Retour au White Cube, mais dans la pierre noire (autour de Walk & Talk)

Vue partielle du bâtiment d'Arquipélago, ph. José Campos

Vue partielle du bâtiment d’Arquipélago, ph. José Campos

en espagnol

Ce fut une usine d’alcool, puis de tabac, un édifice de pierre noire au bord de la mer. Des architectes de talent (eux et lui) en ont fait un musée tout à fait étonnant, mariant les vieilles pierres de lave avec des structures nouvelles tout aussi sombres en béton-basalte. Le centre d’art contemporain Arquipélago a ouvert ses portes il y a quelques mois; bibliothèque et espace de résidences sont encore un peu vides, la boutique a déjà un petit choix de livres d’architecture. L’espace théâtral Black Box est conçu selon une étonnante modularité, sans séparation entre scène et salle, entre acteurs et spectateurs; il m’évoque la vieille Schaubühne et aurait intéressé Bernard Blistène. L’ensemble, cube blanc cerné de noir, a à la fois une force indéniable et, disons, une forme d’humilité, de soumission aux œuvres (exposées ou performées), aux antipodes des musées de Frank Gehry par exemple.
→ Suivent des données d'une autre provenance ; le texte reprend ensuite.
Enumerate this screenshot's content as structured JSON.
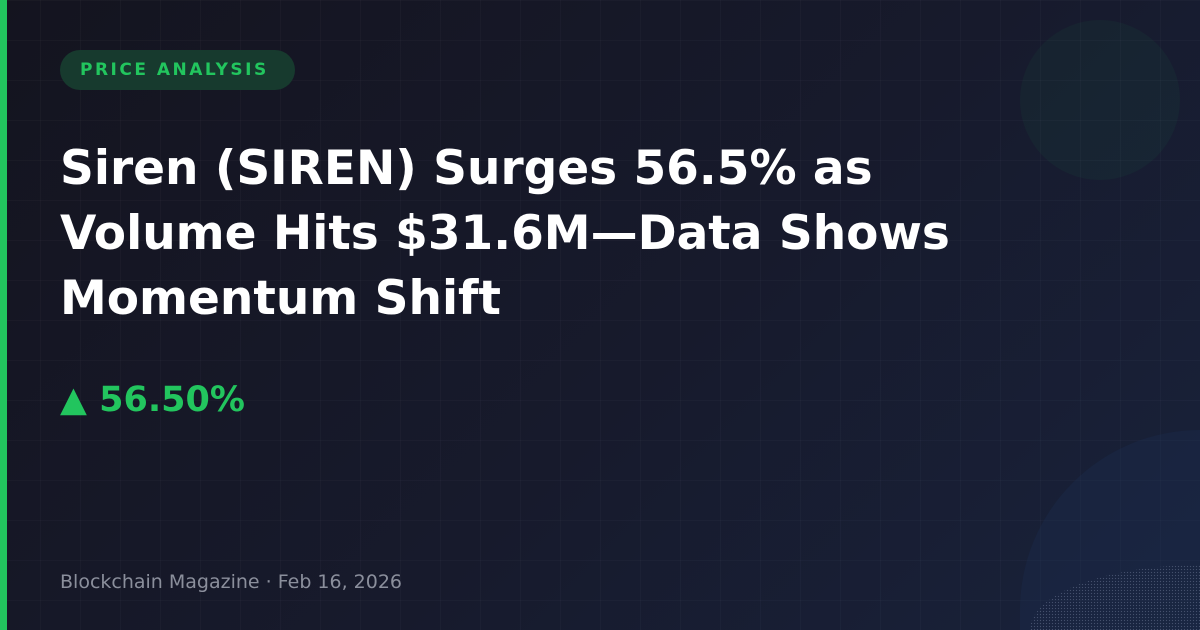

José Nuno da Câmara Pereira, Fogo Frio / Terra de Lava, s.d. ph; Rui Soares

José Nuno da Câmara Pereira, Fogo Frio / Terra de Lava, s.d. ph. Rui Soares

L’exposition inaugurale (jusqu’à fin août) présente une sélection de pièces appartenant à la collection du Centre aux côtés de pièces prêtées par différents musées des Açores, autour du thème assez lâche du culte de l’Esprit Saint dans l’archipel, thème qu’on retrouve ici et là via des photographies et des objets historiques religieux ou laïcs liés à cette tradition. Dans le hall d’entrée, on est accueilli par cette œuvre de José Nuno da Câmara Pereira qui semble faite elle aussi de pierre volcanique, sable noir dans lequel s’inscrit la gestuelle du peintre (Fogo frio / Terra de lava) comme un raccourci de la géologie de l’île transformée par la main de l’artiste.
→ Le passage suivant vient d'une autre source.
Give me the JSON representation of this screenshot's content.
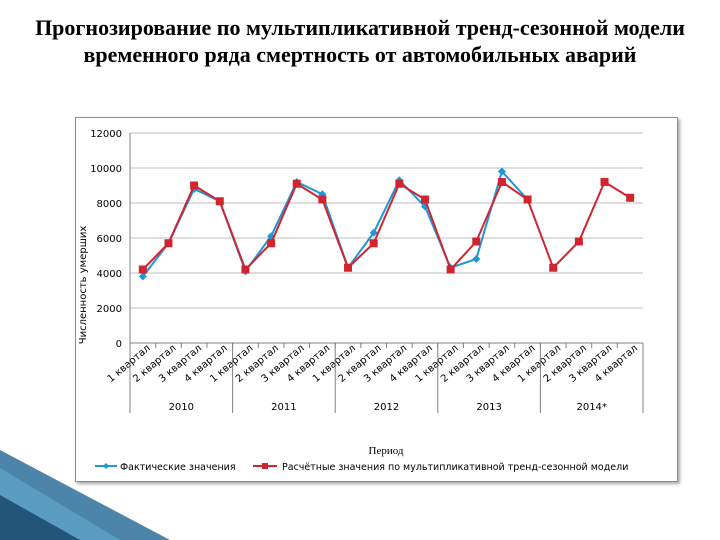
{
  "slide": {
    "title": "Прогнозирование по мультипликативной тренд-сезонной модели временного ряда смертность от автомобильных аварий"
  },
  "colors": {
    "actual": "#1f96d6",
    "fitted": "#d0252f",
    "grid": "#bfbfbf",
    "axis": "#808080",
    "deco": "#2e6f9a"
  },
  "chart_data": {
    "type": "line",
    "ylabel": "Численность умерших",
    "xlabel": "Период",
    "ylim": [
      0,
      12000
    ],
    "yticks": [
      0,
      2000,
      4000,
      6000,
      8000,
      10000,
      12000
    ],
    "grid": true,
    "legend_position": "bottom",
    "categories": [
      "1 квартал",
      "2 квартал",
      "3 квартал",
      "4 квартал",
      "1 квартал",
      "2 квартал",
      "3 квартал",
      "4 квартал",
      "1 квартал",
      "2 квартал",
      "3 квартал",
      "4 квартал",
      "1 квартал",
      "2 квартал",
      "3 квартал",
      "4 квартал",
      "1 квартал",
      "2 квартал",
      "3 квартал",
      "4 квартал"
    ],
    "groups": [
      {
        "label": "2010",
        "span": 4
      },
      {
        "label": "2011",
        "span": 4
      },
      {
        "label": "2012",
        "span": 4
      },
      {
        "label": "2013",
        "span": 4
      },
      {
        "label": "2014*",
        "span": 4
      }
    ],
    "series": [
      {
        "name": "Фактические значения",
        "values": [
          3800,
          5700,
          8800,
          8100,
          4100,
          6100,
          9200,
          8500,
          4300,
          6300,
          9300,
          7800,
          4300,
          4800,
          9800,
          8200,
          null,
          null,
          null,
          null
        ]
      },
      {
        "name": "Расчётные значения по мультипликативной тренд-сезонной модели",
        "values": [
          4200,
          5700,
          9000,
          8100,
          4200,
          5700,
          9100,
          8200,
          4300,
          5700,
          9100,
          8200,
          4200,
          5800,
          9200,
          8200,
          4300,
          5800,
          9200,
          8300
        ]
      }
    ]
  }
}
Bruno Pacheco, A pot of gold at the end of the rainbow, 2008-2009

Bruno Pacheco, A pot of gold at the end of the rainbow, 2008-2009

Suivent quelques pièces plus conceptuelles, dont la meilleure est sans doute cet arc-en-ciel de Bruno Pacheco, caisses de transport d’œuvres d’art enchâssées les unes dans les autres, avec leurs couvercles apposés au mur : là où l’arc-en-ciel touche le sol on trouve un pot d’or, ici sont les trésors. A côté, une belle sculpture murale très épurée de l’Argentin Nicolas Robbio, toute en tension et en équilibre.
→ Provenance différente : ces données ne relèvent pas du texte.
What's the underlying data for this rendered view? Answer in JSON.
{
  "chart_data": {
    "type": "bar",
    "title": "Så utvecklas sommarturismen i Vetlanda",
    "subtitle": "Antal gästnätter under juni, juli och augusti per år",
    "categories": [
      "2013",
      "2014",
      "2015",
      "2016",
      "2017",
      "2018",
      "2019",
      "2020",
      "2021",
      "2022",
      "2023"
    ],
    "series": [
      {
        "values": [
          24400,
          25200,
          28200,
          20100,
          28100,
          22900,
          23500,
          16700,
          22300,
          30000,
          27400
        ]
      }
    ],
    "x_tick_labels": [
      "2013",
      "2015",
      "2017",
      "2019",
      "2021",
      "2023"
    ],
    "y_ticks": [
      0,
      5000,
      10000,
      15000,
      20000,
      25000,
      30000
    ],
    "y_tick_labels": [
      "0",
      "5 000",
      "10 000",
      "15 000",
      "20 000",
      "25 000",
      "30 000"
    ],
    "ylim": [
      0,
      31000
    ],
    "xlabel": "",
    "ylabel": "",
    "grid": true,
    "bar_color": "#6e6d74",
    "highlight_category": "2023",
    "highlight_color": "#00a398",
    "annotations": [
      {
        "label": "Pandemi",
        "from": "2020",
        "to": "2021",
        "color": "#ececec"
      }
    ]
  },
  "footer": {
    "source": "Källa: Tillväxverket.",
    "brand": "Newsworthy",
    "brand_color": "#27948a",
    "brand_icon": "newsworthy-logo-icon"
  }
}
Vue d'exposition. Pedro Valdez Cardoso Resort 2009. (et Lawrence Lemoana et Catarina Botelho)

Vue d’exposition. Pedro Valdez Cardoso Resort 2009. (et Lawrence Lemoana et Catarina Botelho)

Une salle suivante rassemble des pièces plus en rapport avec le monde : au centre, un radeau en toile de jeans de Pedro Valdez Cardoso, métaphore touristique et migratoire. Aux murs, de belles photographies de lieux vides, aux corps absents, par Catarina Botelho, et des Unes de journaux aux titres accrocheurs, faits en patchwork, par le Sud-Africain Lawrence Lemaoana.

Saïdou Dicko, Mosaïque Monde, 2009

Saïdou Dicko, Mosaïque Monde, 2009

Sur un autre mur, une longue litanie de petites photographies du Burkinabé Saïdou Dicko qui traque et récolte les ombres, vraies ou fausses, les silhouettes, les fantômes, et la manière dont ils occupent et marquent un territoire.

Ana Vieira, Vaso de Flores 1963

Ana Vieira, Vaso de Flores 1963

Les cellules au sous-sol combinent objets traditionnels et œuvres contemporaines. Dans une longue liste, j’ai retenu une vidéo de Rui Calçada Bastos montrant l’intérieur d’un vieux wagon avec le paysage défilant dans deux sens opposés (comme un pied de nez à la théorie de la relativité, ou un écho du jeune homme triste); et une autre vidéo de José Maçãs de Carvalho dont la main efface méticuleusement une photographie de Helmut Newton : la vidéo comme outil de destruction des images iconiques, aboutissement d’une réflexion complexe sur les images et la culture visuelle. Au bout d’un couloir, cette composition diaphane d’Ana Vieira, une fleur et son ombre portée flottant dans la gaze (d’elle aussi, à l’étage, cette vidéo stimulante).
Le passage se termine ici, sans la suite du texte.